In short, this study reveals that what news audiences consider credible may not be changing so rapidly. This is particularly striking given the youth of our study’s participants, all born in the digital age and likely familiar, if not comfortable, with blogs. This may be a glass half-empty argument, though. Some might say moderate scores for measures of credibility in various blog conditions might not have even been conceivable just a few years ago. Fundamental changes are underway, perhaps with more to come, in how audiences view news. News managers would be wise to carefully explore the potential of blogs to bring in younger audiences, the most coveted for mainstream media these days, and look for ways to build credibility with them. One way might be to involve them more intimately in a conversation as both reader and source47. In separate experiments, Marchionni48found coorientation to be a powerful predictor of readers perceiving a story as conversational, or co-created by journalist-audience, as well as credible. In online news at least, that single variable of perceived similarity to another may be re-shaping the traditional contours of the hostile-media effect.

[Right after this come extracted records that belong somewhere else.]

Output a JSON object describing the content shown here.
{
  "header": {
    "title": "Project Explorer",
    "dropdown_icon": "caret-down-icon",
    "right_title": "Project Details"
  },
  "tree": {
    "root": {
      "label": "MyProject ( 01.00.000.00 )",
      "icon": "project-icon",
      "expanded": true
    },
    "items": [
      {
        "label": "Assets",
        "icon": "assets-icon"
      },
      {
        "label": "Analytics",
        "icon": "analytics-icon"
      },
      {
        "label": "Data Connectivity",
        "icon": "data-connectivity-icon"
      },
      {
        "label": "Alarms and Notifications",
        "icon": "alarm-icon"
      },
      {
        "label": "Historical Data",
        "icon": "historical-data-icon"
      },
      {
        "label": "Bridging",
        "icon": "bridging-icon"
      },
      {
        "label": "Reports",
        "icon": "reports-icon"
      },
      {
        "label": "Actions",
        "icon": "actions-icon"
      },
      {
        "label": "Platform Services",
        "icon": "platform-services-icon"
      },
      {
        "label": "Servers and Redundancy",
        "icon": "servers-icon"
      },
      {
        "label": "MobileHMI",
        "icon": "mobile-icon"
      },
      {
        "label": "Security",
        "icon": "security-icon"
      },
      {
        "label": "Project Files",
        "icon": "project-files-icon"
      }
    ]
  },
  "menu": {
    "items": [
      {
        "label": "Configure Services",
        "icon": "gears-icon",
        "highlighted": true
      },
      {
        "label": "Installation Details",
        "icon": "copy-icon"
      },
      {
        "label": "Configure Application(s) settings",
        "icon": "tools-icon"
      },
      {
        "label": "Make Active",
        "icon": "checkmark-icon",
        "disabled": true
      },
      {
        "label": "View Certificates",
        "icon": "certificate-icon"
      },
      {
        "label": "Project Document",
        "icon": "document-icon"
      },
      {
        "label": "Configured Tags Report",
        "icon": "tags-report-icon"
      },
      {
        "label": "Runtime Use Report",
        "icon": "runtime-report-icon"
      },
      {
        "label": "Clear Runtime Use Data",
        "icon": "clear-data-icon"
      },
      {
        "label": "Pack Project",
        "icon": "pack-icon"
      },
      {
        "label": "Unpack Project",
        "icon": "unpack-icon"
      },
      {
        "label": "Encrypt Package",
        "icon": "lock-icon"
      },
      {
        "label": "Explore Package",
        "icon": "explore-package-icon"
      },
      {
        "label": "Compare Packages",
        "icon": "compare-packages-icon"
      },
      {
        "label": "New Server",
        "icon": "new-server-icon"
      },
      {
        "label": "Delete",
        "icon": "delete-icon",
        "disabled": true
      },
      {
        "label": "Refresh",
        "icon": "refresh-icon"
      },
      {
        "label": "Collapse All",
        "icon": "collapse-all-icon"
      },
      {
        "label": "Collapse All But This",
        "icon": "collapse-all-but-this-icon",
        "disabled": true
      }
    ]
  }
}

As with all empirical studies, this one has limitations. Participants included journalism news majors, and they may have been pre-disposed toward traditional news formats, despite their youth. The experiment’s within-subjects design mediated the influence of demographic factors, as participants’ responses were compared only to their other responses and not to those of other participants. As may be obvious, though, while we cannot generalize to the newspaper reading population from any experiment, we can generalize to relationships between variables and theorizing about them, as Lang (1996), Shapiro (2002) and others note, even with student subjects. Future research also should address whether more polarizing topics in stories and blogs, such as abortion, might yield more significant effects among partisans, as has happened in many third-person and hostile-media studies.
In the end, the hostile media effect suggests a powerful test of how political affinity might influence a person’s perception of newspaper credibility and expertise in a vastly-changed, 21st-century news environment. This study, however, suggests that effect in some cases may be tempered by measures of connection more than political affiliation.
Marchionni is a visiting assistant professor of communication at Pacific Lutheran University in Tacoma. Meyer is an associate professor at the E.W. Scripps School of Journalism at Ohio University. Thorson is associate dean of graduate studies and research at the School of Journalism at the University of Missouri.